TEE load address @ 0x5ab04000
Function graph for TA: cb3e5ba0-adf1-11e0-998b-0002a5d5c51b @ 80085000
            |   1 |  __ta_entry() {
            |   2 |   __utee_entry() {
  43.840 us |   3 |    ta_header_get_session()
   7.216 us |   3 |    tahead_get_trace_level()
  14.480 us |   3 |    trace_set_level()
            |   3 |    malloc_add_pool() {
            |   4 |     raw_malloc_add_pool() {
  46.032 us |   5 |      bpool()
            |   5 |      raw_realloc() {
 166.256 us |   6 |       bget()
  23.056 us |   6 |       raw_malloc_return_hook()
 267.952 us |   5 |      }
 398.720 us |   4 |     }
 426.992 us |   3 |    }
            |   3 |    TEE_GetPropertyAsU32() {
  23.600 us |   4 |     is_propset_pseudo_handle()
            |   4 |     __utee_check_instring_annotation() {
  26.416 us |   5 |      strlen()
            |   5 |      check_access() {
            |   6 |       TEE_CheckMemoryAccessRights() {
            |   7 |        _utee_check_access_rights() {
            |   8 |         syscall_check_access_rights() {
            |   9 |          ts_get_current_session() {
   4.304 us |  10 |           ts_get_current_session_may_fail()
  10.976 us |   9 |          }
            |   9 |          to_user_ta_ctx() {
   2.496 us |  10 |           is_user_ta_ctx()

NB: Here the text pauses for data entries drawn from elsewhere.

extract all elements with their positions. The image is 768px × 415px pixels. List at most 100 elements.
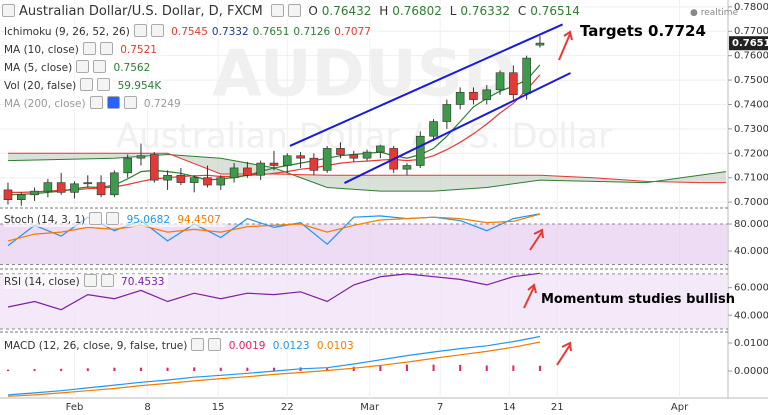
line-series [7, 335, 541, 396]
icon[interactable] [97, 78, 111, 91]
histogram-bar [86, 368, 89, 372]
y-tick-label: 0.7400 [734, 99, 768, 110]
candle-body [43, 182, 53, 192]
arrow [556, 341, 572, 366]
histogram-bar [6, 369, 9, 372]
x-tick-label: Feb [66, 402, 84, 413]
histogram-bar [459, 364, 462, 372]
main-legend: Australian Dollar/U.S. Dollar, D, FXCM O… [2, 4, 584, 19]
x-tick-label: 7 [437, 402, 443, 413]
ohlc-label: H [379, 4, 389, 18]
icon[interactable] [150, 24, 164, 37]
arrow [529, 228, 544, 251]
indicator-name: MA (200, close) [4, 98, 86, 110]
icon[interactable] [99, 42, 113, 55]
macd-legend: MACD (12, 26, close, 9, false, true) 0.0… [4, 338, 358, 353]
indicator-value: 59.954K [117, 80, 162, 92]
icon[interactable] [82, 42, 96, 55]
trendline [344, 72, 571, 184]
candle-body [349, 154, 359, 159]
icon[interactable] [80, 78, 94, 91]
eye-icon[interactable] [106, 96, 120, 109]
indicator-legend: MA (200, close) 0.7249 [4, 96, 185, 111]
candle-body [509, 72, 518, 96]
histogram-bar [246, 367, 249, 372]
line-series [8, 152, 727, 184]
icon[interactable] [83, 274, 97, 287]
y-tick-label: 0.7700 [734, 26, 768, 37]
symbol-title: Australian Dollar/U.S. Dollar, D, FXCM [19, 4, 263, 19]
candle-body [123, 157, 132, 174]
ohlc-label: O [308, 4, 318, 18]
indicator-values: 0.7545 0.7332 0.7651 0.7126 0.7077 [171, 26, 375, 38]
indicator-name: MA (5, close) [4, 62, 73, 74]
y-tick-label: 0.7000 [734, 197, 768, 208]
candle-body [96, 182, 106, 196]
ohlc-value: 0.76432 [321, 4, 372, 18]
band [0, 223, 728, 265]
icon[interactable] [100, 274, 114, 287]
candle-body [415, 135, 425, 166]
histogram-bar [485, 365, 488, 372]
pane-title: MACD (12, 26, close, 9, false, true) [4, 340, 188, 352]
annotation: Targets 0.7724 [580, 22, 706, 40]
candle-body [176, 174, 186, 183]
ichimoku-cloud [7, 153, 727, 192]
y-tick-label: 0.7300 [734, 124, 768, 135]
arrow [558, 30, 573, 61]
x-tick-label: 22 [281, 402, 294, 413]
price-tag: 0.7651 [732, 38, 768, 49]
icon[interactable] [106, 212, 120, 225]
y-tick-label: 0.7600 [734, 51, 768, 62]
ohlc-label: C [517, 4, 527, 18]
line-series [7, 341, 541, 397]
candle-body [136, 155, 146, 159]
icon[interactable] [89, 212, 103, 225]
icon[interactable] [76, 60, 90, 73]
icon[interactable] [93, 60, 107, 73]
icon[interactable] [89, 96, 103, 109]
status-text: realtime [700, 8, 739, 18]
y-tick-label: 40.0000 [734, 246, 768, 257]
histogram-bar [193, 367, 196, 372]
candle-body [163, 174, 172, 181]
candle-body [309, 157, 319, 171]
y-tick-label: 60.0000 [734, 283, 768, 294]
icon[interactable] [208, 338, 222, 351]
candle-body [149, 154, 159, 181]
candle-body [336, 148, 345, 155]
histogram-bar [139, 367, 142, 372]
indicator-legend: Ichimoku (9, 26, 52, 26) 0.7545 0.7332 0.7… [4, 24, 379, 39]
candle-body [362, 151, 372, 159]
indicator-value: 0.7332 [211, 26, 249, 38]
icon[interactable] [191, 338, 205, 351]
x-tick-label: 21 [551, 402, 564, 413]
indicator-name: MA (10, close) [4, 44, 79, 56]
histogram-bar [219, 367, 222, 372]
indicator-value: 0.7545 [171, 26, 208, 38]
candle-body [56, 182, 66, 193]
candle-body [482, 89, 492, 100]
candle-body [16, 194, 26, 200]
icon[interactable] [123, 96, 137, 109]
x-tick-label: 14 [503, 402, 516, 413]
histogram-bar [405, 364, 408, 372]
histogram-bar [379, 365, 382, 372]
y-tick-label: 0.7100 [734, 173, 768, 184]
y-tick-label: 0.0100 [734, 338, 768, 349]
ohlc-value: 0.76802 [392, 4, 442, 18]
pane-title: RSI (14, close) [4, 276, 80, 288]
candle-body [189, 177, 199, 183]
icon[interactable] [133, 24, 147, 37]
icon[interactable] [270, 4, 284, 17]
line-series [7, 213, 541, 242]
candle-body [442, 104, 452, 122]
candle-body [402, 165, 412, 170]
ohlc-value: 0.76514 [530, 4, 580, 18]
icon[interactable] [287, 4, 301, 17]
candle-body [282, 155, 292, 166]
indicator-value: 0.0019 [228, 340, 266, 352]
trendline [289, 23, 563, 147]
candle-body [322, 148, 332, 171]
candle-body [535, 42, 545, 46]
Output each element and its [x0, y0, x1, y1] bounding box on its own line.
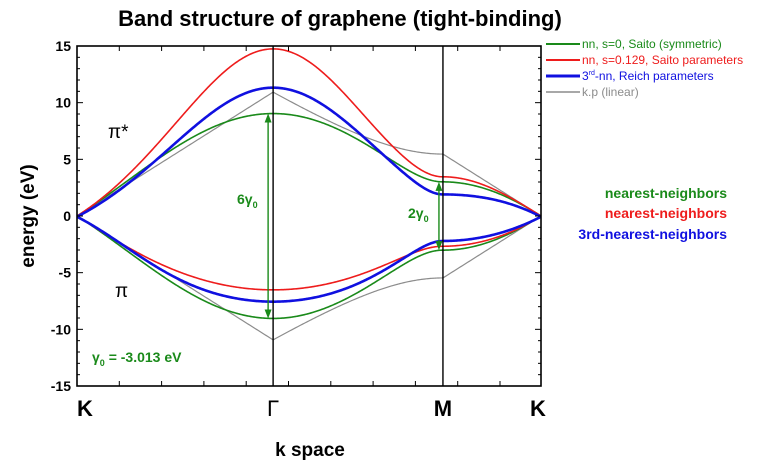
gap-m-label: 2γ0 — [408, 205, 429, 224]
x-tick-label: K — [530, 396, 546, 421]
right-label-2: 3rd-nearest-neighbors — [578, 226, 727, 242]
y-tick-label: 5 — [63, 151, 71, 167]
series-3-valence-band — [76, 215, 542, 341]
legend-entry-2: 3rd-nn, Reich parameters — [582, 69, 714, 83]
m-gap-arrow-head-down — [435, 241, 443, 251]
gap-gamma-label: 6γ0 — [237, 191, 258, 210]
curves — [76, 48, 542, 341]
series-0-valence-band — [76, 215, 542, 320]
series-2-conduction-band — [76, 86, 542, 218]
y-tick-label: -5 — [59, 265, 72, 281]
tick-labels: -15 -10 -5 0 5 10 15 K Γ M K — [51, 38, 546, 421]
right-label-1: nearest-neighbors — [605, 205, 727, 221]
axes — [76, 45, 542, 387]
y-tick-label: -10 — [51, 321, 71, 337]
pi-star-label: π* — [108, 122, 129, 143]
gamma-gap-arrow-head-down — [264, 309, 272, 319]
x-axis-label: k space — [275, 440, 345, 461]
series-3-conduction-band — [76, 91, 542, 217]
right-label-0: nearest-neighbors — [605, 185, 727, 201]
legend-entry-0: nn, s=0, Saito (symmetric) — [582, 37, 722, 51]
pi-label: π — [115, 281, 128, 302]
series-0-conduction-band — [76, 112, 542, 217]
series-2-valence-band — [76, 215, 542, 303]
x-tick-label: Γ — [267, 396, 279, 421]
x-tick-label: K — [77, 396, 93, 421]
y-tick-label: 0 — [63, 208, 71, 224]
y-tick-label: -15 — [51, 378, 71, 394]
series-1-conduction-band — [76, 48, 542, 217]
x-tick-label: M — [434, 396, 452, 421]
m-gap-arrow-head-up — [435, 181, 443, 191]
y-tick-label: 15 — [55, 38, 71, 54]
y-tick-label: 10 — [55, 95, 71, 111]
chart-title: Band structure of graphene (tight-bindin… — [118, 6, 562, 31]
y-axis-label: energy (eV) — [18, 164, 39, 267]
legend-entry-3: k.p (linear) — [582, 85, 639, 99]
series-1-valence-band — [76, 215, 542, 291]
legend: nn, s=0, Saito (symmetric) nn, s=0.129, … — [546, 37, 743, 99]
legend-entry-1: nn, s=0.129, Saito parameters — [582, 53, 743, 67]
gamma-gap-arrow-head-up — [264, 113, 272, 123]
gamma0-value: γ0 = -3.013 eV — [92, 349, 182, 368]
gap-arrows — [264, 113, 443, 319]
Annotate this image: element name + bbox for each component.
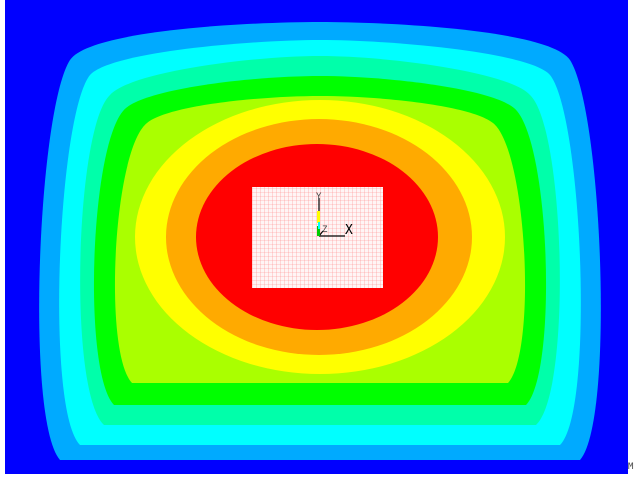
coordinate-triad: X Y Z <box>316 192 353 238</box>
corner-label: M <box>628 462 634 472</box>
triad-yellow-marker <box>317 211 320 223</box>
triad-origin-marker <box>317 226 320 236</box>
mesh-region <box>252 187 383 288</box>
triad-y-label: Y <box>316 192 322 202</box>
triad-z-label: Z <box>322 225 328 235</box>
triad-cyan-marker <box>318 222 320 229</box>
triad-x-label: X <box>345 223 353 238</box>
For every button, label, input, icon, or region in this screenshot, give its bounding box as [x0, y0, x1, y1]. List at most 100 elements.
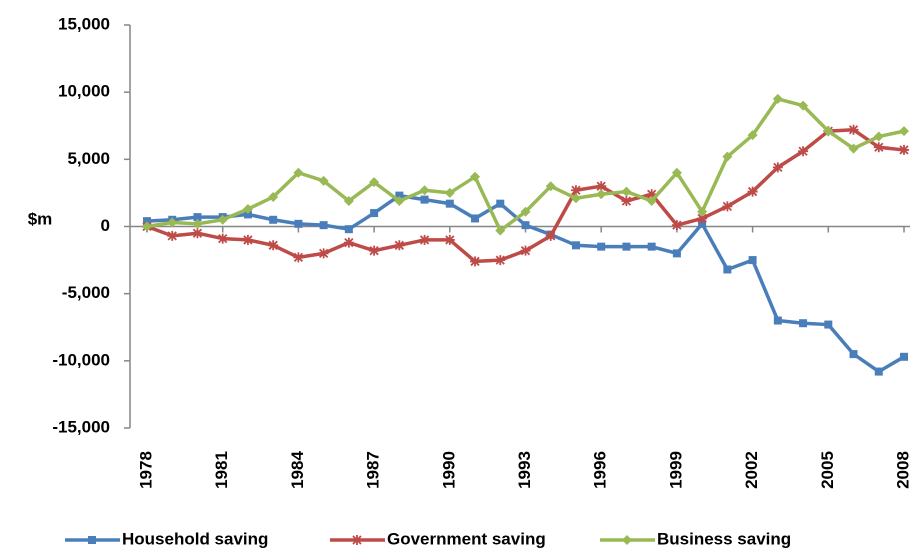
marker: [621, 195, 632, 206]
marker: [142, 221, 152, 232]
x-tick-label: 2005: [818, 451, 837, 489]
marker: [698, 219, 707, 228]
marker: [143, 217, 151, 226]
marker: [369, 245, 380, 256]
marker: [192, 218, 203, 229]
marker: [471, 214, 480, 223]
marker: [823, 126, 834, 137]
marker: [243, 210, 252, 219]
marker: [445, 199, 454, 208]
marker: [747, 186, 758, 197]
x-tick-label: 1984: [288, 451, 307, 489]
marker: [798, 100, 809, 111]
marker: [545, 230, 556, 241]
marker: [697, 206, 708, 217]
marker: [420, 195, 429, 204]
marker: [671, 220, 682, 231]
marker: [798, 146, 809, 157]
y-tick-label: 0: [101, 216, 110, 235]
legend-label: Household saving: [122, 529, 268, 548]
marker: [394, 195, 405, 206]
marker: [520, 206, 531, 217]
marker: [747, 130, 758, 141]
marker: [217, 214, 228, 225]
x-tick-label: 2002: [742, 451, 761, 489]
y-tick-label: -5,000: [62, 283, 110, 302]
marker: [824, 320, 833, 329]
marker: [444, 187, 455, 198]
marker: [193, 213, 202, 222]
marker: [723, 265, 732, 274]
marker: [444, 234, 455, 245]
marker: [343, 237, 354, 248]
marker: [899, 144, 909, 155]
legend-item: Household saving: [65, 529, 268, 548]
marker: [596, 189, 607, 200]
marker: [622, 535, 632, 545]
x-tick-label: 1993: [515, 451, 534, 489]
marker: [647, 242, 656, 251]
marker: [571, 241, 580, 250]
marker: [496, 199, 505, 208]
marker: [873, 131, 884, 142]
x-tick-label: 2008: [893, 451, 912, 489]
marker: [242, 234, 253, 245]
marker: [167, 230, 178, 241]
y-tick-label: -10,000: [52, 350, 110, 369]
marker: [570, 193, 581, 204]
y-tick-label: 15,000: [58, 14, 110, 33]
marker: [773, 316, 782, 325]
marker: [874, 367, 883, 376]
marker: [646, 195, 657, 206]
marker: [697, 213, 708, 224]
marker: [799, 319, 808, 328]
legend-item: Government saving: [330, 529, 546, 548]
marker: [722, 201, 733, 212]
y-tick-label: -15,000: [52, 417, 110, 436]
marker: [470, 256, 481, 267]
marker: [621, 186, 632, 197]
marker: [293, 167, 304, 178]
marker: [772, 162, 783, 173]
y-tick-label: 5,000: [67, 149, 110, 168]
marker: [167, 217, 178, 228]
marker: [344, 225, 353, 234]
marker: [318, 248, 329, 259]
marker: [369, 177, 380, 188]
marker: [900, 352, 908, 361]
y-tick-label: 10,000: [58, 82, 110, 101]
marker: [671, 167, 682, 178]
marker: [88, 536, 96, 544]
marker: [370, 209, 379, 218]
marker: [849, 350, 858, 359]
marker: [419, 185, 430, 196]
marker: [646, 189, 657, 200]
x-tick-label: 1981: [212, 451, 231, 489]
marker: [495, 225, 506, 236]
marker: [899, 126, 909, 137]
marker: [192, 228, 203, 239]
marker: [848, 124, 859, 135]
marker: [394, 240, 405, 251]
marker: [343, 195, 354, 206]
marker: [268, 191, 279, 202]
marker: [419, 234, 430, 245]
marker: [294, 219, 303, 228]
marker: [596, 181, 607, 192]
marker: [318, 175, 329, 186]
x-tick-label: 1996: [591, 451, 610, 489]
marker: [242, 204, 253, 215]
marker: [520, 245, 531, 256]
marker: [873, 142, 884, 153]
marker: [293, 252, 304, 263]
marker: [395, 191, 404, 200]
marker: [622, 242, 631, 251]
marker: [217, 233, 228, 244]
marker: [722, 151, 733, 162]
x-tick-label: 1999: [666, 451, 685, 489]
marker: [570, 185, 581, 196]
marker: [268, 240, 279, 251]
marker: [545, 181, 556, 192]
marker: [269, 215, 278, 224]
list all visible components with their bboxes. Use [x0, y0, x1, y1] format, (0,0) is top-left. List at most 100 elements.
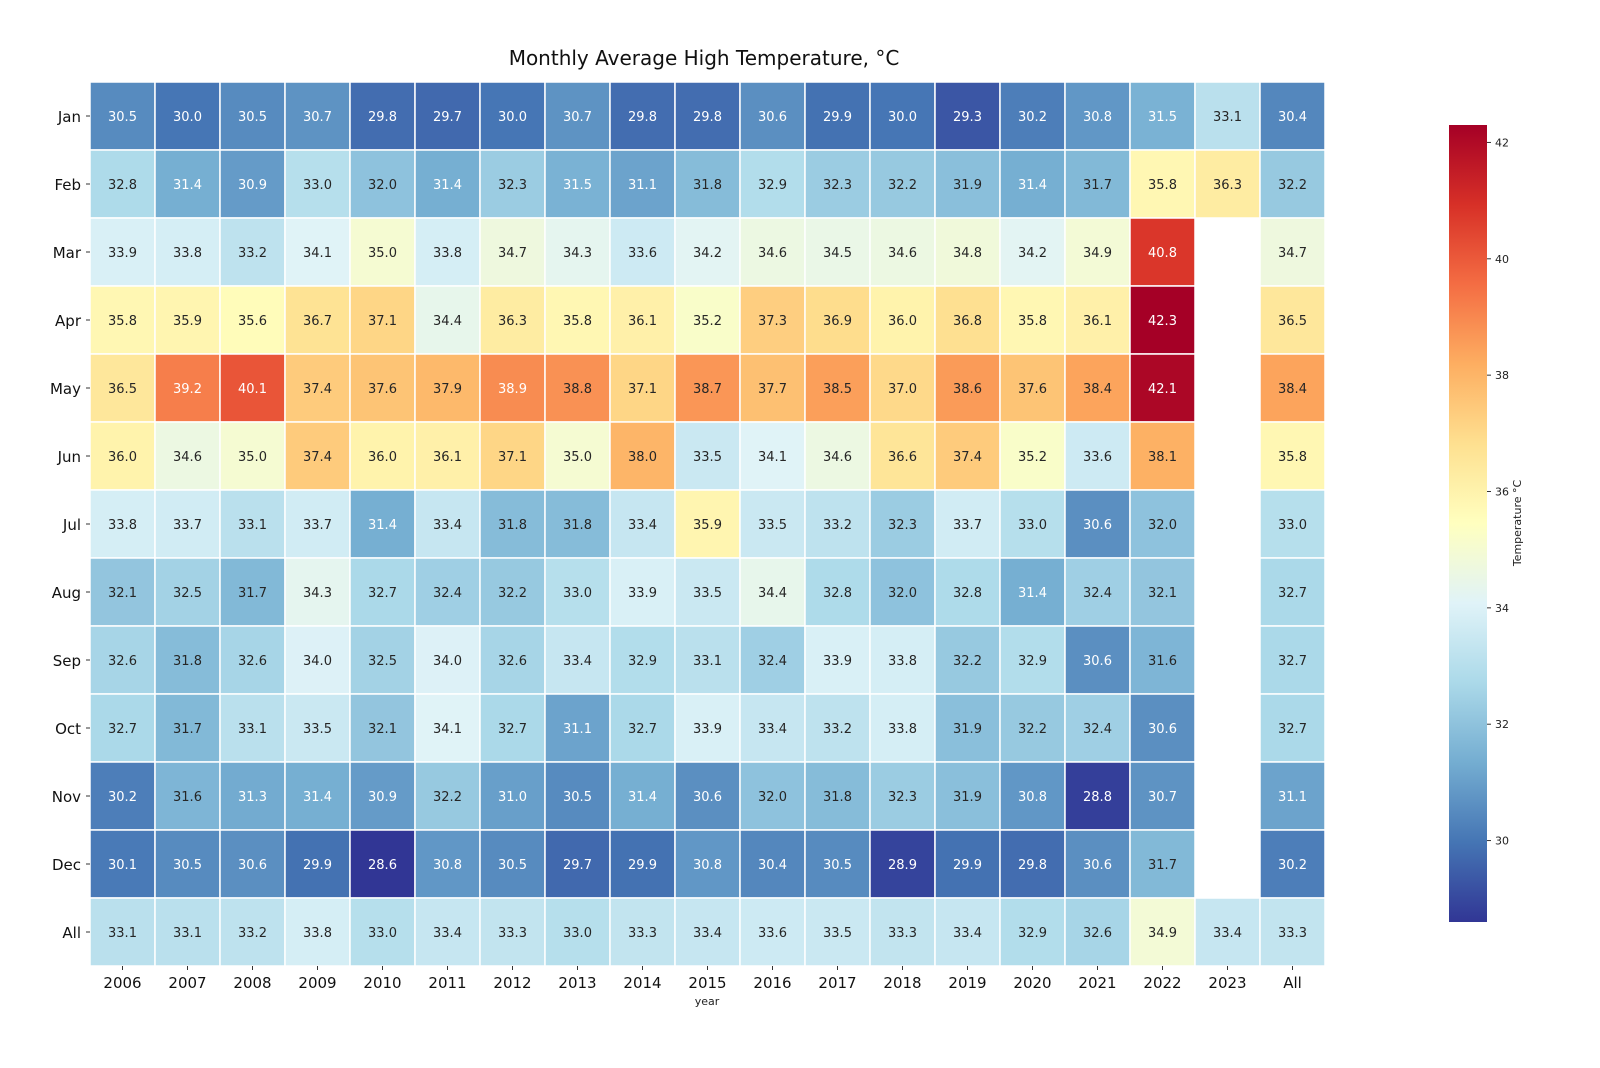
cell-value-label: 32.1: [1148, 586, 1177, 601]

   8.096 us |   9 |          }
            |   9 |          vm_check_access_rights() {
            |  10 |           vm_buf_is_inside_um_private() {
            |  11 |            core_is_buffer_inside() {
...

The duration (function’s time of execution) is displayed on the closing bracket line of a function or on the same line in case the function is the leaf one. In other words, duration is displayed whenever an instrumented function returns. It comprises the time spent executing the function and any of its callees. The Counter-timer Physical Count register (CNTPCT) and the Counter-timer Frequency register (CNTFRQ) are used to compute durations. Time spent servicing foreign interrupts is subtracted.

The second column is the stack depth for the current function. It helps visually match function entries and exit.